Not surprisingly, his most talked-about ruling, a case from early in his judicial career, deals with abortion.

In Planned Parenthood v. Casey (1991), Alito was the only dissenter in a case that, among other things, threw out a Pennsylvania law that required women seeking abortions to notify their husbands. (Watch Alito's record in key abortion cases -- 1:42)

The ruling was later upheld by the Supreme Court, which partially affirmed the overall right to an abortion.

Alito disagreed with the legal rationale used by the woman he would replace: Justice Sandra Day O'Connor. In overturning the law, O'Connor established a new legal standard on abortion laws, that they impose no "undue burden" on women seeking the procedure.

"The Pennsylvania legislature could have rationally believed that some married women are initially inclined to obtain an abortion without their husbands' knowledge because of perceived problems -- such as economic constraints, future plans, or the husbands' previously expressed opposition -- that may be obviated by discussion prior to the abortion," wrote Alito. "The Pennsylvania Legislature presumably decided that the law on balance would be beneficial. We have no authority to overrule that legislative judgment even if we deem it 'unwise' or worse."

That respect for so-called "legislative intent" and the belief that judges should practice "judicial restraint" is cheered by many Republicans.

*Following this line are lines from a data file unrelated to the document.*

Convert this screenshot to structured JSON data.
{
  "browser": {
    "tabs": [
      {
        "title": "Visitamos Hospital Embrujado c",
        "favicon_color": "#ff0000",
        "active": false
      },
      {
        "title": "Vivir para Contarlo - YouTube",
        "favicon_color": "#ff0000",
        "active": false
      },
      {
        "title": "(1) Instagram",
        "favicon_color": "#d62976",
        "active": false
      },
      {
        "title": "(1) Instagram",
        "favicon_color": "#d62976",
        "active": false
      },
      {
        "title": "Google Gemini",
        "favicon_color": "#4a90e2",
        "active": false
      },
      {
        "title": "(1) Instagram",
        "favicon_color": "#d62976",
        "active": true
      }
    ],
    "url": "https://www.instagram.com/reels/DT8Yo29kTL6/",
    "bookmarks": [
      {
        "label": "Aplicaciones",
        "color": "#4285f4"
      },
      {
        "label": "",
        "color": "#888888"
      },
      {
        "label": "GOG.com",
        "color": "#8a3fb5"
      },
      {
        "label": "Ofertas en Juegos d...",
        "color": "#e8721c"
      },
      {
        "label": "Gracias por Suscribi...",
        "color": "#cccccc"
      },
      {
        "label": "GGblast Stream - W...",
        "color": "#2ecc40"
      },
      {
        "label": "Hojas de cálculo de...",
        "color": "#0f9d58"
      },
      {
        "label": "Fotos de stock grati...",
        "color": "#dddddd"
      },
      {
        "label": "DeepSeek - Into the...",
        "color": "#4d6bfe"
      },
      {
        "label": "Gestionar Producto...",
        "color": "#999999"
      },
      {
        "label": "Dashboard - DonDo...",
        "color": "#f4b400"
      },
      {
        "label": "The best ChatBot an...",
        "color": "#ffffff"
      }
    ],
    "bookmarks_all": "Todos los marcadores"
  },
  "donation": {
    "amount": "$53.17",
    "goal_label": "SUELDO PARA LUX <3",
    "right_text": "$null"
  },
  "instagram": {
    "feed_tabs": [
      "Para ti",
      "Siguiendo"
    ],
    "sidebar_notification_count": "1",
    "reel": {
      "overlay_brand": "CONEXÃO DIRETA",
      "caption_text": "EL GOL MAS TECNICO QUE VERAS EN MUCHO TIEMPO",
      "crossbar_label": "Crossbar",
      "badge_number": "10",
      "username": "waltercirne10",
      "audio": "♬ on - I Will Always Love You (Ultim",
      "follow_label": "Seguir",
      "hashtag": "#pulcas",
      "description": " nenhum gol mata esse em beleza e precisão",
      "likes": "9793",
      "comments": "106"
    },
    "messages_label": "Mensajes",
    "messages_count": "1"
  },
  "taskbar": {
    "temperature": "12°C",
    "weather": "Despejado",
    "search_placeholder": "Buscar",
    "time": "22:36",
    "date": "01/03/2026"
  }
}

"I don't think there can be any question that Alito's ideology is a conservative one," says friend Lustberg, who has disagreed with Alito on a range of constitutional issues. "I don't think he's the kind of guy, because of his respect for the institution of the judiciary, who would seek to overturn precedent in a radical sort of way. I think he has the creativity and indeed the intelligence that chip away at existing precedents in a way I think some of us will regret over the years."(Watch Lustberg discuss his friends nomination -- 3:42)

In another case from 2000, Alito agreed with other judges who found unconstitutional a New Jersey law banning late-term abortions. The court said states needed to provide exceptions if a woman's health is endangered.

The high court will hear a similar case involving a New Hampshire law next month.

People for the America Way, which opposes Alito's nomination, said, "He has demonstrated hostility toward the principles undergirding a woman's constitutionally protected right to govern her own reproductive choices."

Early reaction from conservative groups was unanimously favorable. "He has all of the qualifications needed: intellect, knowledge and experience in constitutional law, integrity, competence, humility and judicial temperament," said Jan LaRue, chief counsel for Concerned Women for America.